Waste less propagating plants and growing from seed:
- Did you know you can get free tomatoes by sticking tomato laterals in the ground as soon as you take them off. A good proportion will strike.
- Other veges can regrow if you harvest the stalks but leave or replant the roots. Give spring onions, leeks, bok choy, celery, lettuce and fennel a go.
- All sorts of plants are actually easy to propogate if you know how
- Lots of seeds are easy to save and grow from year to year. Be aware that hybrid seeds don’t necessarily turn out as you expect.
- The seed containing pulp of tomatoes, pumpkin, melons and cucumber can just be scraped onto a paper towel. Fold it over or lay another sheet on top and put it somewhere sunny and dry.
- Even easier is letting a few plants that readily go to seed like coriander, cottage garden flowers and lettuce self seed throughout your garden.

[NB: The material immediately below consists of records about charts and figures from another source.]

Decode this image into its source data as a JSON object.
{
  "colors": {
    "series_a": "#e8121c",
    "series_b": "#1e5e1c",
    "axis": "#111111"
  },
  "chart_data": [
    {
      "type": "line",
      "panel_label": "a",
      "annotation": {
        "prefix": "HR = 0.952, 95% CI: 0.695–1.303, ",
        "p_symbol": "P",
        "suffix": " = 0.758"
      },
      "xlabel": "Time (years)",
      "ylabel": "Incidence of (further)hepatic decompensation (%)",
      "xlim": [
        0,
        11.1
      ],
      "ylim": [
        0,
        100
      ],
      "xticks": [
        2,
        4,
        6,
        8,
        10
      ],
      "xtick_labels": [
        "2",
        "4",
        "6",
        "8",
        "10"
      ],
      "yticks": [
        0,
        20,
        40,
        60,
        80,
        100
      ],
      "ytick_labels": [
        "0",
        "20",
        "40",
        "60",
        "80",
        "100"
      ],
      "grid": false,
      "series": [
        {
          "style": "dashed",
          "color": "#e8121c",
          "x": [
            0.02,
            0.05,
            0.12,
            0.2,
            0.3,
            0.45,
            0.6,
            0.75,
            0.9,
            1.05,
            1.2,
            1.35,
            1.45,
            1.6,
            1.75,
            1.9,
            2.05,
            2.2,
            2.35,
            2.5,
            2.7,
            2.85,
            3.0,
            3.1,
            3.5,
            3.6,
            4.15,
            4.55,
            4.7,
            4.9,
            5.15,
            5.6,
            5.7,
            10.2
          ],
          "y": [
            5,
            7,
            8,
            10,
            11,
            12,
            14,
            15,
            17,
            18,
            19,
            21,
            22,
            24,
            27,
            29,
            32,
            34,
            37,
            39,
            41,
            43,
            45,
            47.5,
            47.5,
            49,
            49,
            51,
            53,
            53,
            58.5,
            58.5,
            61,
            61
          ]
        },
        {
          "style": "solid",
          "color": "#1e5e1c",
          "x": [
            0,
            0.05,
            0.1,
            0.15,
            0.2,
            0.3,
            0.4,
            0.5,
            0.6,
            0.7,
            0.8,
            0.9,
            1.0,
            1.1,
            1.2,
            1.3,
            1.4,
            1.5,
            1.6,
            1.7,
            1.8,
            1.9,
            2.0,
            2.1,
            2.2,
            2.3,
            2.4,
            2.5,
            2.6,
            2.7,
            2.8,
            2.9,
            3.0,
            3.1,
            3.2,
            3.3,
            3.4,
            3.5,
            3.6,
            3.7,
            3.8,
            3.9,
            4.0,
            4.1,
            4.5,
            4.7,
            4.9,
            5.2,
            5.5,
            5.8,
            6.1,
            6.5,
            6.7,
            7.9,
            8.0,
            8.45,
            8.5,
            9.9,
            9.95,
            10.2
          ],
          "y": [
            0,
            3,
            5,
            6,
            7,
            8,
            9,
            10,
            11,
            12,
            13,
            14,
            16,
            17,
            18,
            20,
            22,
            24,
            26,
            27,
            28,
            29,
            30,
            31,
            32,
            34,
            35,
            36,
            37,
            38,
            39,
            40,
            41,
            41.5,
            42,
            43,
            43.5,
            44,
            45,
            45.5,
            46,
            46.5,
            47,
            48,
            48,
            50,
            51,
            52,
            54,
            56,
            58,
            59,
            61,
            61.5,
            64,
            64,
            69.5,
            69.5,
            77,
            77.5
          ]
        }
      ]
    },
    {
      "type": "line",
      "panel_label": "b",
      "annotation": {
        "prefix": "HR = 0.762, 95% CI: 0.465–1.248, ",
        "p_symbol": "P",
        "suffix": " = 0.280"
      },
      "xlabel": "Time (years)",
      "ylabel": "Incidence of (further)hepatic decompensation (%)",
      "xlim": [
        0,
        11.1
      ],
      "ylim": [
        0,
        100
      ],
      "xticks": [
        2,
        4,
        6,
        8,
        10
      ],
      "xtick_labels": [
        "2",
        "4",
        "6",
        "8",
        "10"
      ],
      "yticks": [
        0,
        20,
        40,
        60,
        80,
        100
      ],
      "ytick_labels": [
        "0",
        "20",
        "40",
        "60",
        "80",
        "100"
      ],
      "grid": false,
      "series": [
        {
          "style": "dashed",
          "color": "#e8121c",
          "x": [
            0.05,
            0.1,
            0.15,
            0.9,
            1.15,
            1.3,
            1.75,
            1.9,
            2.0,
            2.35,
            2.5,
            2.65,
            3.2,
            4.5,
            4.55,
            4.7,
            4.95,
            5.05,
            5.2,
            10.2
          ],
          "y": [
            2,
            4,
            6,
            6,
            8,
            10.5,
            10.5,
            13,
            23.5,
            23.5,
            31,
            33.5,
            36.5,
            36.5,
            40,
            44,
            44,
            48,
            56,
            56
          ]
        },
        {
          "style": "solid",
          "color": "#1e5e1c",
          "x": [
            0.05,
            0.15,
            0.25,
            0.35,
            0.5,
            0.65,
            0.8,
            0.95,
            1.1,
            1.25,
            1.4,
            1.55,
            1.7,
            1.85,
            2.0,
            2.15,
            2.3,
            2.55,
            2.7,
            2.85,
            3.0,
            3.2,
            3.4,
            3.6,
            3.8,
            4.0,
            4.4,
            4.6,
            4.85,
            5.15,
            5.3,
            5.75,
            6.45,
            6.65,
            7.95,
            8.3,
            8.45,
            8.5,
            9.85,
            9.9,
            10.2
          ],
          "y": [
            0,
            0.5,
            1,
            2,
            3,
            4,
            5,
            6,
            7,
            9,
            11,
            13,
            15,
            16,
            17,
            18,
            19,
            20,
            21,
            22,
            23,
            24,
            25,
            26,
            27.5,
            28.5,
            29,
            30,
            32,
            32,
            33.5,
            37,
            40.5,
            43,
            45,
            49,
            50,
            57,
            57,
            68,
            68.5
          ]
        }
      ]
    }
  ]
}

If you don’t like it where it is pull it out later (remember it is probably stopping a weed growing there) or transplant it elsewhere.
- Join the seed library so you can swap seed and get to try different heritage varieties.
- Re-use plant pots for your seedlings. Toilet roll inners, or pots folded out of waste paper have the advantage of being able to be planted with your seedling to reduce transplant shock. Re-use plastic plant labels or write on saved popsicle sticks. Use takeaway chopsticks as row markers (although hopefully you carry your own reuseable cutlery)
Waste less water:
Rainwater collection is very easy from the guttering of your house shed or garage for outside use. Store in repurposed plastic barrels or drums. Elevate if you want some pressure Add comfrey or other ingredients like manure or seaweed if you want to make liquid fertilisers. Soapy water collected from the shower or washing up can be splashed over aphid-infested plants.